Or, no one can truly be forgiven if we eradicate “right” and “wrong”.
Mike Adams has a short piece that underscores some of the same issues that brought Dr. Karl Menninger, of the well-known and highly-respected Menninger psychiatric institute to write, “Whatever Became of Sin?” in the 1970s.
There are a number of problems associated with redefining all undesirable forms of behavior as “disorders” to be cured. Among them is the unanticipated consequence of depriving man of his humanity. If a man is merely a victim of some disease then he cannot really be considered evil. If he has no potential to be evil, he has no potential to be good.
C.S. Lewis pointed out another unanticipated consequence of our rush to treat, rather than punish, people who do evil things. He noted that the same intellectuals who determine when an illness has set in will also determine when that illness has dissipated. And they have a powerful incentive to drag out the entire process. Who among us would not rather take our punishment and be done with it – as opposed to waiting in perpetuity for the official clearance of a doctor?
Adams emerges at a slightly different place than Menninger, but both raise the issue of converting what is simply bad behavior into “treatable” so-called “medical conditions”.

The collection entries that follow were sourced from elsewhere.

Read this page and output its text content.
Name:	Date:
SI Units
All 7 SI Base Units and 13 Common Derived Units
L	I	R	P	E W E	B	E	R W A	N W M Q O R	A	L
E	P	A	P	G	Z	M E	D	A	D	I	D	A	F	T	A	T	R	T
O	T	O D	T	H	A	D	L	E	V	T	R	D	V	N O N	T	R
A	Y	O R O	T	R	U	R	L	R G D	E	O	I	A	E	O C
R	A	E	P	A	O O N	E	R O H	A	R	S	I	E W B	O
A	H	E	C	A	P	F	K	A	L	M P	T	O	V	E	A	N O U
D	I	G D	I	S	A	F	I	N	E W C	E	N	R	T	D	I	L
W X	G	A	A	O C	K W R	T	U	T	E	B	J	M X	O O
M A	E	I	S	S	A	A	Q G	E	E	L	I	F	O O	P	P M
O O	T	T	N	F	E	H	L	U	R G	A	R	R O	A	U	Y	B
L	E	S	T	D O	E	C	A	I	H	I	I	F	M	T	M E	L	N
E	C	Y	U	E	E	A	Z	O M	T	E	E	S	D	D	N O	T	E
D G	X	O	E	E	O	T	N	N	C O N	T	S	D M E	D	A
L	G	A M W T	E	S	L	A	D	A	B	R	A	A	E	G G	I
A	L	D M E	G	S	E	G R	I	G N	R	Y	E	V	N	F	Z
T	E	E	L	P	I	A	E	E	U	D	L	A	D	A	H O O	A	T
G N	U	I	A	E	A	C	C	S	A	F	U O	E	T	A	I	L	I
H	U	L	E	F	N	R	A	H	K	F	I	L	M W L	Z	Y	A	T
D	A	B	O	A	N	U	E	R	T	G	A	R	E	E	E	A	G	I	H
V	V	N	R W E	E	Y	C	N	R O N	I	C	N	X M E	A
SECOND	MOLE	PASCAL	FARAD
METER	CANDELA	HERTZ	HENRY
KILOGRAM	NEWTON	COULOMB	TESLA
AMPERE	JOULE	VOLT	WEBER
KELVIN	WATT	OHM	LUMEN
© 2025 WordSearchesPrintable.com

The really critical issue to me is that wrong-doers can NOT obtain forgiveness for their wrong-doing and move on to reformation and redemption absent admission of guilt and genuine repentance–a desire to abandon their wrong-doing and change their evil ways. Yes, I said “evil”–so? 🙂 A part of admission of guilt and repentance must embrace a willingness to accept punishment and an attempt to make restitution for wrong-doing. While those last two things may stand apart from being forgiven by those they have wronged, full restoration into (whatever) society must hinge on demonstrations of willingness to make genuine restitution, however much it is possible to do so.
BTW, that last is one reason why I am a firm supporter of capital punishment for some crimes. There are simply some things for which no one can make restitution, and the criminal taking of another human life is one of them. No amount of repentance or genuine expression of remorse can restore the life (or lives) taken by a drunk driver, for example, but as long as society wrongly excuses such drunken manslaughter by giving drunk drivers a “bye” for their supposed “disease”, proper punishment of their crime (and the resultant “encouragement” of other drunks to eschew driving in the condition they created by choosing to be drunks) will not occur. (Yes, I do believe the proper punishment of someone who commits vehicular manslaughter as a result of choosing to drive drunk is execution. Preferably by having their own car–or whatever remains of it–dropped on them repeatedly, in public, until they are a greasy smear.)